Phoebe explained how she had tied up the giant using her bow, arrow and a bit of rope and how she assumed the people from her villagers were at that moment dragging the giant off to the oasis land beyond the desert.
The villagers congratulated her, shook her hand, hugged her and a few girls even smaller than herself asked for an autograph. They filled her cart to the brim and Phoebe practically floated home with pride, dancing all the way.
When she reached her own village there were more congratulations, handshakes and hugs, but not as enthusiastically. Most said it was a feat not likely to be repeated. They said the large greenish, boogery giant was likely very stupid, that would explain why he had wondered so close to a village of renown giant slayers.
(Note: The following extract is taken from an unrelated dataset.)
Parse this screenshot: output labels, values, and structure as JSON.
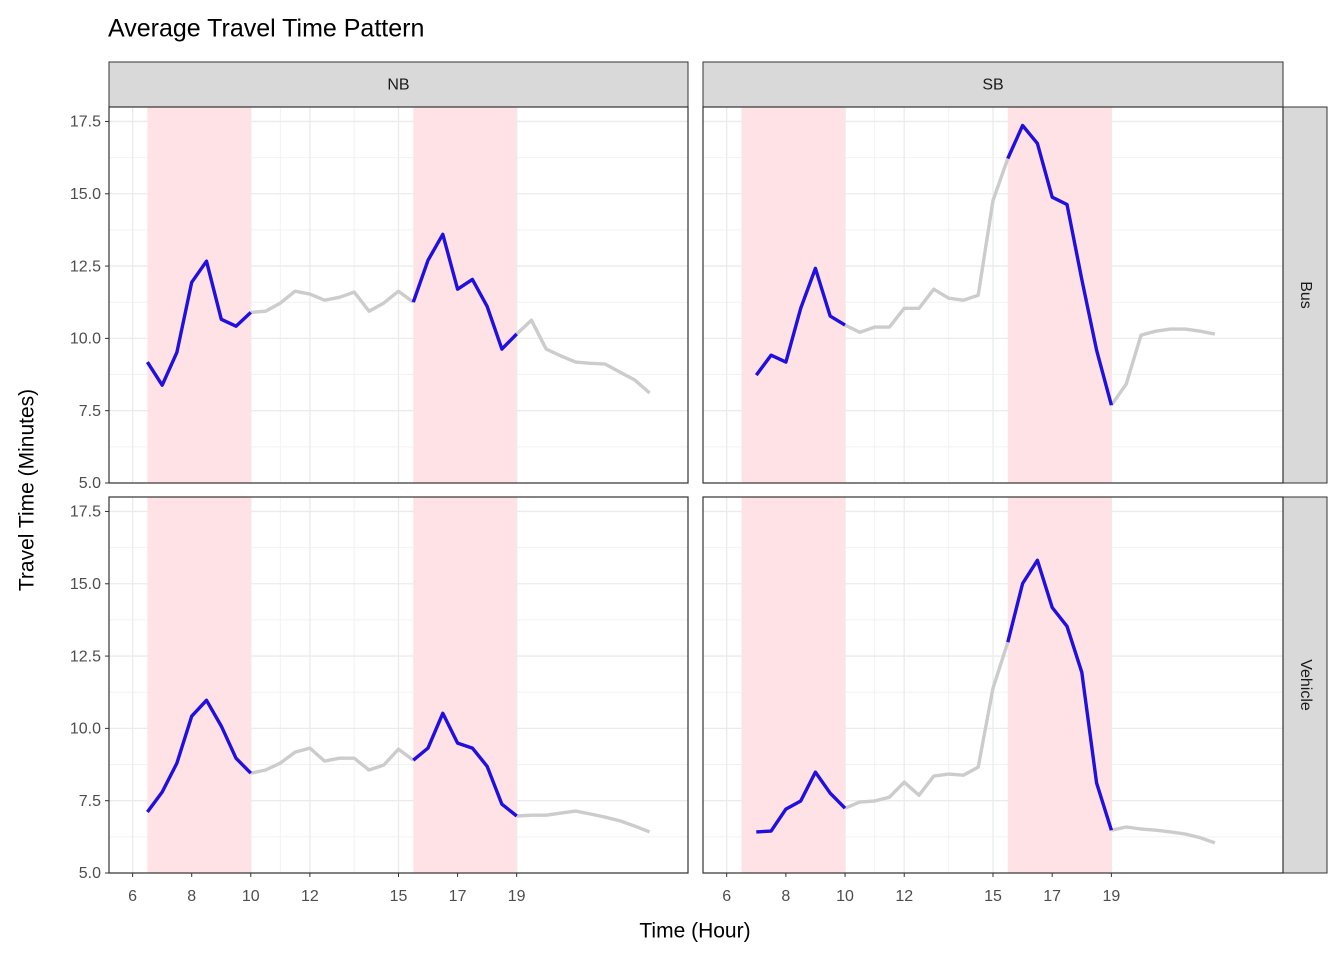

Phoebe, however, was certain she could slay again. In the weeks following she was invited on three different giant hunts where her fellow villagers allowed her to try befuddling the giants with a dance-off. In all three cases, the giant fell like a large Redwood and were knocked out cold so that they could be drug off to the oasis.
Soon, Phoebe’s fame spread and she was called the greatest slayer of all since she could slay without shedding any blood. Everyone wanted to learn to dance, especially the people in the surrounding villages and towns who had previously thought themselves too weak, or too short, or too round to slay giants.
The only downside to all this dancing was that with fewer causalities the dragons had less to eat. The dragons were beginning to venture out of their valley in search of food. They were particularly fond of sheep and squash. The people of the land were beginning to worry, but Phoebe, always the thinker, began to wonder if dragons could dance.